The very British team that gave us Wallace & Gromit is back with another animal themed film, but this time there's a catch: instead of live action, they went the way of the everyone else and reverted to computer animation. What started as a unique move by Pixar with its Toy Story has turned into an infestation...
The real question, however, is not what technology was used to create the film but rather whether the film is any good. And the answer there is that it seems that the Wallace & Gromit gang not only lost their clay touch but also lost the plot. Not that Flushed Away is a bad film; it's just that it's nothing special, and ultimately quite forgettable. It's one of too many.

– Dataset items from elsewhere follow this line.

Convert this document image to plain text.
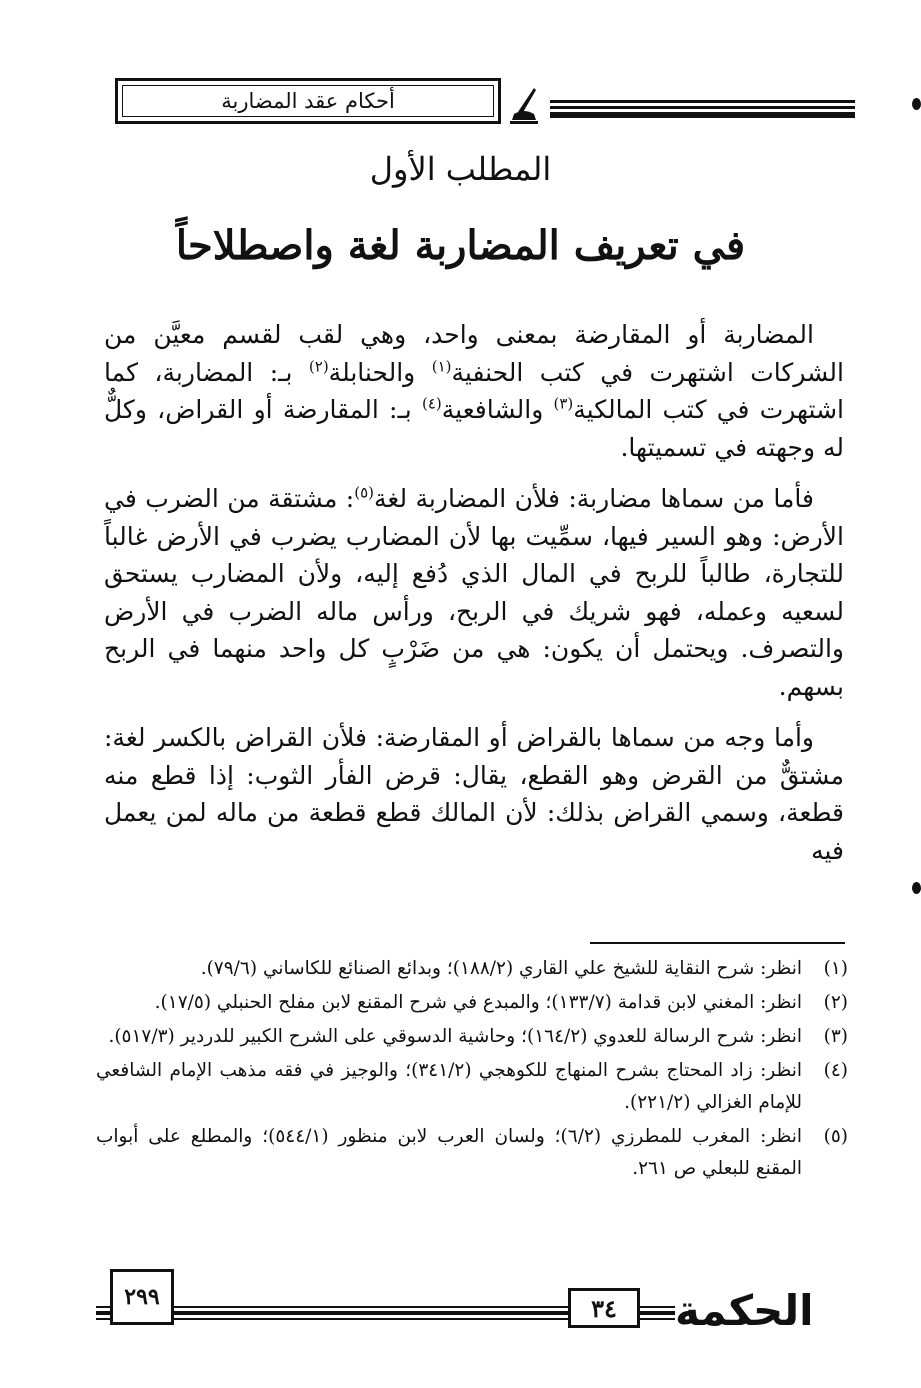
أحكام عقد المضاربة
المطلب الأول
في تعريف المضاربة لغة واصطلاحاً

المضاربة أو المقارضة بمعنى واحد، وهي لقب لقسم معيَّن من الشركات اشتهرت في كتب الحنفية$^{(١)}$ والحنابلة$^{(٢)}$ بـ: المضاربة، كما اشتهرت في كتب المالكية$^{(٣)}$ والشافعية$^{(٤)}$ بـ: المقارضة أو القراض، وكلٌّ له وجهته في تسميتها.

فأما من سماها مضاربة: فلأن المضاربة لغة$^{(٥)}$: مشتقة من الضرب في الأرض: وهو السير فيها، سمِّيت بها لأن المضارب يضرب في الأرض غالباً للتجارة، طالباً للربح في المال الذي دُفع إليه، ولأن المضارب يستحق لسعيه وعمله، فهو شريك في الربح، ورأس ماله الضرب في الأرض والتصرف. ويحتمل أن يكون: هي من ضَرْبٍ كل واحد منهما في الربح بسهم.

وأما وجه من سماها بالقراض أو المقارضة: فلأن القراض بالكسر لغة: مشتقٌّ من القرض وهو القطع، يقال: قرض الفأر الثوب: إذا قطع منه قطعة، وسمي القراض بذلك: لأن المالك قطع قطعة من ماله لمن يعمل فيه

(١)
انظر: شرح النقاية للشيخ علي القاري (١٨٨/٢)؛ وبدائع الصنائع للكاساني (٧٩/٦).
(٢)
انظر: المغني لابن قدامة (١٣٣/٧)؛ والمبدع في شرح المقنع لابن مفلح الحنبلي (١٧/٥).
(٣)
انظر: شرح الرسالة للعدوي (١٦٤/٢)؛ وحاشية الدسوقي على الشرح الكبير للدردير (٥١٧/٣).
(٤)
انظر: زاد المحتاج بشرح المنهاج للكوهجي (٣٤١/٢)؛ والوجيز في فقه مذهب الإمام الشافعي للإمام الغزالي (٢٢١/٢).
(٥)
انظر: المغرب للمطرزي (٦/٢)؛ ولسان العرب لابن منظور (٥٤٤/١)؛ والمطلع على أبواب المقنع للبعلي ص ٢٦١.
٢٩٩	٣٤ الحكمة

Hugh Jackman voices a mouse living as a pet in Kensington, one of London's richer areas. While his masters are away on leave and he's on his own playing with his rich mouse's toys, a sewer malfunction causes a fellow mouse to show up. That new mouse is tough and rough, and he flushes Jackman down the toilet. Jackman finds himself in an underground rodent city, but instead of being happy with having proper company he wants to go back home. He recruits the services of Kate Winslet, a mouse rogue captain of a boat, and together they make ends meet while fighting off an evil toad that wants to destroy all mice (Ian McKellen).
Thing is, there's nothing in Flushed Away we haven't seen before. The messages of love and friendship and family etc being more important than cash and property has been chewed to death in similar kids animation films, and the jokes that use contemporary culture as their starting point are just not funny anymore when all the films use the same type of humor. There is one truly funny joke in Flushed Away, when the hero scares a slug which runs away but very slowly, but that joke is repeated so many times (again, again, again, again, and again, and again) that you become annoyed whenever you notice the hint of a slug.
So on the positive side we have a good cast and some nice British character (including the obligatory jokes about the stupid Americans). But that's it.
Best joke: England reaches the World Cup finals. To the film's credit, however, the makers make it clear towards the end that they know such an eventuality is as likely as winning the lottery without filling a lottery form.
Picture quality: Quite good.
Sound quality: It's all there, all the ingredients that should make a film sound good. But it's just uninspiring.
Overall: At the risk of repeating myself, an uninspiring 2.5 stars out of 5.